When the students came in from the hallway, they were immediately alarmed because their teacher was gone and a stranger stood in her place. Cries of anguish and concern echoed through the room as they crowded around me asking about the teacher. I asked them to sit and be quiet and I would tell them all I knew. “Your teacher had to attend to family business and is gone for the afternoon,” I said, giving them an it’s-going-to-be-okay smile. They must not have read my body language correctly because they started protesting again. Was she sick? Was she leaving? Was someone dying? No, no, I told them. She would be back tomorrow.

They finally calmed down when I said that their teacher (I wished I’d known her name) expected them to do their work, and she’d be disappointed if it wasn’t done when she got back tomorrow. The first graders seemed anxious to please their teachers (where does that attitude go as they get older?), and we got on track with the lessons. I relaxed a little as I passed out the loose workbook pages indicated by the lesson plans, and the students quickly got on task.

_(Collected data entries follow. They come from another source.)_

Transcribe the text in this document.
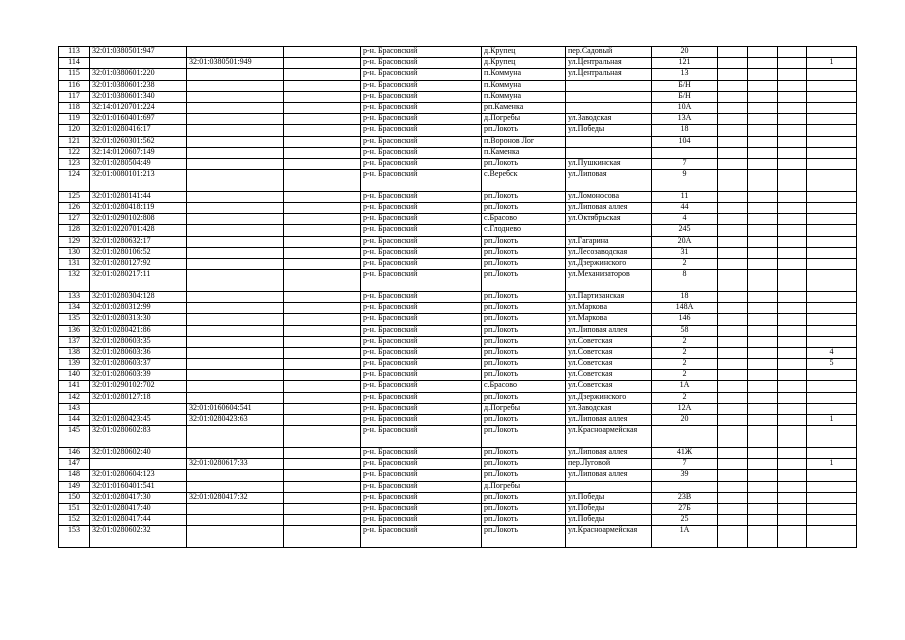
113	32:01:0380501:947			р-н. Брасовский	д.Крупец	пер.Садовый	20				
114		32:01:0380501:949		р-н. Брасовский	д.Крупец	ул.Центральная	121				1
115	32:01:0380601:220			р-н. Брасовский	п.Коммуна	ул.Центральная	13				
116	32:01:0380601:238			р-н. Брасовский	п.Коммуна		Б/Н				
117	32:01:0380601:340			р-н. Брасовский	п.Коммуна		Б/Н				
118	32:14:0120701:224			р-н. Брасовский	рп.Каменка		10А				
119	32:01:0160401:697			р-н. Брасовский	д.Погребы	ул.Заводская	13А				
120	32:01:0280416:17			р-н. Брасовский	рп.Локоть	ул.Победы	18				
121	32:01:0260301:562			р-н. Брасовский	п.Воронов Лог		104				
122	32:14:0120607:149			р-н. Брасовский	п.Каменка						
123	32:01:0280504:49			р-н. Брасовский	рп.Локоть	ул.Пушкинская	7				
124	32:01:0080101:213			р-н. Брасовский	с.Веребск	ул.Липовая	9				
125	32:01:0280141:44			р-н. Брасовский	рп.Локоть	ул.Ломоносова	11				
126	32:01:0280418:119			р-н. Брасовский	рп.Локоть	ул.Липовая аллея	44				
127	32:01:0290102:808			р-н. Брасовский	с.Брасово	ул.Октябрьская	4				
128	32:01:0220701:428			р-н. Брасовский	с.Глоднево		245				
129	32:01:0280632:17			р-н. Брасовский	рп.Локоть	ул.Гагарина	20А				
130	32:01:0280106:52			р-н. Брасовский	рп.Локоть	ул.Лесозаводская	31				
131	32:01:0280127:92			р-н. Брасовский	рп.Локоть	ул.Дзержинского	2				
132	32:01:0280217:11			р-н. Брасовский	рп.Локоть	ул.Механизаторов	8				
133	32:01:0280304:128			р-н. Брасовский	рп.Локоть	ул.Партизанская	18				
134	32:01:0280312:99			р-н. Брасовский	рп.Локоть	ул.Маркова	148А				
135	32:01:0280313:30			р-н. Брасовский	рп.Локоть	ул.Маркова	146				
136	32:01:0280421:86			р-н. Брасовский	рп.Локоть	ул.Липовая аллея	58				
137	32:01:0280603:35			р-н. Брасовский	рп.Локоть	ул.Советская	2				
138	32:01:0280603:36			р-н. Брасовский	рп.Локоть	ул.Советская	2				4
139	32:01:0280603:37			р-н. Брасовский	рп.Локоть	ул.Советская	2				5
140	32:01:0280603:39			р-н. Брасовский	рп.Локоть	ул.Советская	2				
141	32:01:0290102:702			р-н. Брасовский	с.Брасово	ул.Советская	1А				
142	32:01:0280127:18			р-н. Брасовский	рп.Локоть	ул.Дзержинского	2				
143		32:01:0160604:541		р-н. Брасовский	д.Погребы	ул.Заводская	12А				
144	32:01:0280423:45	32:01:0280423:63		р-н. Брасовский	рп.Локоть	ул.Липовая аллея	20				1
145	32:01:0280602:83			р-н. Брасовский	рп.Локоть	ул.Красноармейская					
146	32:01:0280602:40			р-н. Брасовский	рп.Локоть	ул.Липовая аллея	41Ж				
147		32:01:0280617:33		р-н. Брасовский	рп.Локоть	пер.Луговой	7				1
148	32:01:0280604:123			р-н. Брасовский	рп.Локоть	ул.Липовая аллея	39				
149	32:01:0160401:541			р-н. Брасовский	д.Погребы						
150	32:01:0280417:30	32:01:0280417:32		р-н. Брасовский	рп.Локоть	ул.Победы	23В				
151	32:01:0280417:40			р-н. Брасовский	рп.Локоть	ул.Победы	27Б				
152	32:01:0280417:44			р-н. Брасовский	рп.Локоть	ул.Победы	25				
153	32:01:0280602:32			р-н. Брасовский	рп.Локоть	ул.Красноармейская	1А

Then the fire alarm sounded.

I’ve never seen a room empty that fast. Those first-grade kids hit the playground door and exited the building before I had time to realize what was happening. The fierce Wyoming wind held the door open as it came into the room and ransacked the place like a gang of thieves. Stunned, I stood in the middle of a shaken snow globe, with papers flying all around me.

“Wait,” I yelled to the empty room. “Wait for me!” Off I ran after them. The wind was so strong that it pushed me along faster than I wanted to go.

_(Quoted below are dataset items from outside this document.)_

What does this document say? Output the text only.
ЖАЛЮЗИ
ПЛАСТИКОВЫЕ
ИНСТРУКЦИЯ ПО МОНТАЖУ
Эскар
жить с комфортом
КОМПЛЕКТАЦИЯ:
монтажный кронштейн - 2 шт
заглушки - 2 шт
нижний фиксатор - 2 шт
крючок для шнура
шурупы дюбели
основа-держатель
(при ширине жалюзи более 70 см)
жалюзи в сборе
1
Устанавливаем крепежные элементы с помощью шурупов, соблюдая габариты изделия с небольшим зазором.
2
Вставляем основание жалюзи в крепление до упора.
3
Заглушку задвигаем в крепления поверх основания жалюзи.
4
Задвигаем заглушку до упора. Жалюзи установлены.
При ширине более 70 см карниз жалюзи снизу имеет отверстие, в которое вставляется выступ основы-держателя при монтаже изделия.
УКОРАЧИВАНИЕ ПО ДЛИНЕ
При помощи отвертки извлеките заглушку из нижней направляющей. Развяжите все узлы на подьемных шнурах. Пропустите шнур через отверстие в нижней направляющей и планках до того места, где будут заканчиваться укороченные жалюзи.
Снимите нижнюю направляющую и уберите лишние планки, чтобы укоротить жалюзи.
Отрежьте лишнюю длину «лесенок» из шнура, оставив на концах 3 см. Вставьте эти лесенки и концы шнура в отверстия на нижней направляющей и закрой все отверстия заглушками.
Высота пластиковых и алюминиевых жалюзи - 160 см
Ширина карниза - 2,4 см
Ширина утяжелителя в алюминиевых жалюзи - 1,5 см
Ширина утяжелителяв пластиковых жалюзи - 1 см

“It’s a false alarm,” a teacher yelled as I blew past her door. “Go back to your room.”

I nodded my head when I flew by, but wanted to yell, “Yeah, lady, but first, I should probably retrieve the class.”

I saw the students ahead, stacked up against the back fence of the playground like tumbleweeds. They wouldn’t leave that fence until I joined them there, the biggest tumbleweed of all.
“There’s no fire!” I yelled into the roaring air. “We need to go back.” Slowly we made our way upwind, leaning low into the hurricane-force wind. When I opened the classroom door to enter, the Wyoming wind went inside with the children, much to their delight. They laughed and danced in the swirling papers until I managed to pull the door shut. Papers floated down around the children yelling with glee.

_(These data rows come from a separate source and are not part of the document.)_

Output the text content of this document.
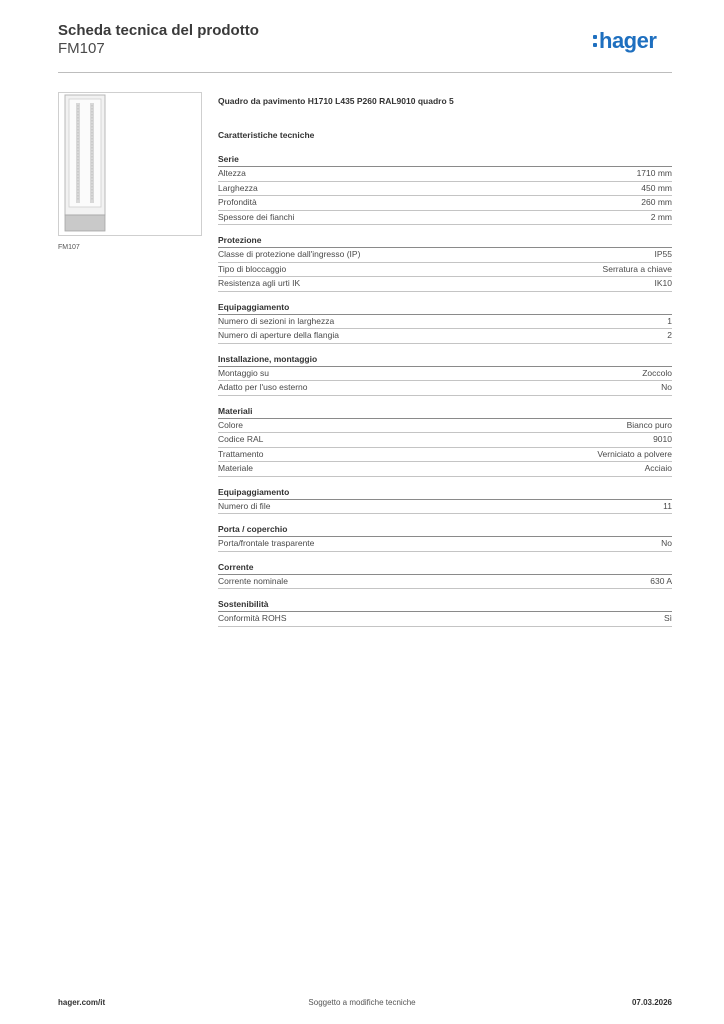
Scheda tecnica del prodotto
FM107	hager
FM107
Quadro da pavimento H1710 L435 P260 RAL9010 quadro 5
Caratteristiche tecniche
Serie
Altezza	1710 mm
Larghezza	450 mm
Profondità	260 mm
Spessore dei fianchi	2 mm
Protezione
Classe di protezione dall'ingresso (IP)	IP55
Tipo di bloccaggio	Serratura a chiave
Resistenza agli urti IK	IK10
Equipaggiamento
Numero di sezioni in larghezza	1
Numero di aperture della flangia	2
Installazione, montaggio
Montaggio su	Zoccolo
Adatto per l'uso esterno	No
Materiali
Colore	Bianco puro
Codice RAL	9010
Trattamento	Verniciato a polvere
Materiale	Acciaio
Equipaggiamento
Numero di file	11
Porta / coperchio
Porta/frontale trasparente	No
Corrente
Corrente nominale	630 A
Sostenibilità
Conformità ROHS	Sì
Soggetto a modifiche tecniche
hager.com/it	07.03.2026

Papers several sheets thick, graded and ungraded, scattered and thoroughly mixed, covered their desks and the floor. How was I ever going to get the room back in order with only an hour left before school was out?

First-graders love games so I made it a game: pick up the papers and find out where they go. Math papers over here. Reading papers over there. Coloring papers over here. Once we had that sorted, we broke into groups and worked on matching the papers. The students loved the game. In fact, they loved it so much one little girl grabbed my leg and wouldn’t let go. “I love you, Mrs. Kjar,” she kept repeating as she looked up at me. I peeled her off me several times, but she kept coming back.

When the final bell rang, the room was in some semblance of order as I bid the students good-bye. I left the teacher a note on why things were not where they had been when she left and hoped she understood. They never called me to substitute there again. I’m not sure I would have gone back if they had.

I often think about that day and wonder if those students remember when they stood in a paper blizzard while their hapless substitute stood by wondering what to do. I hope they remember that with teamwork, we put everything back together.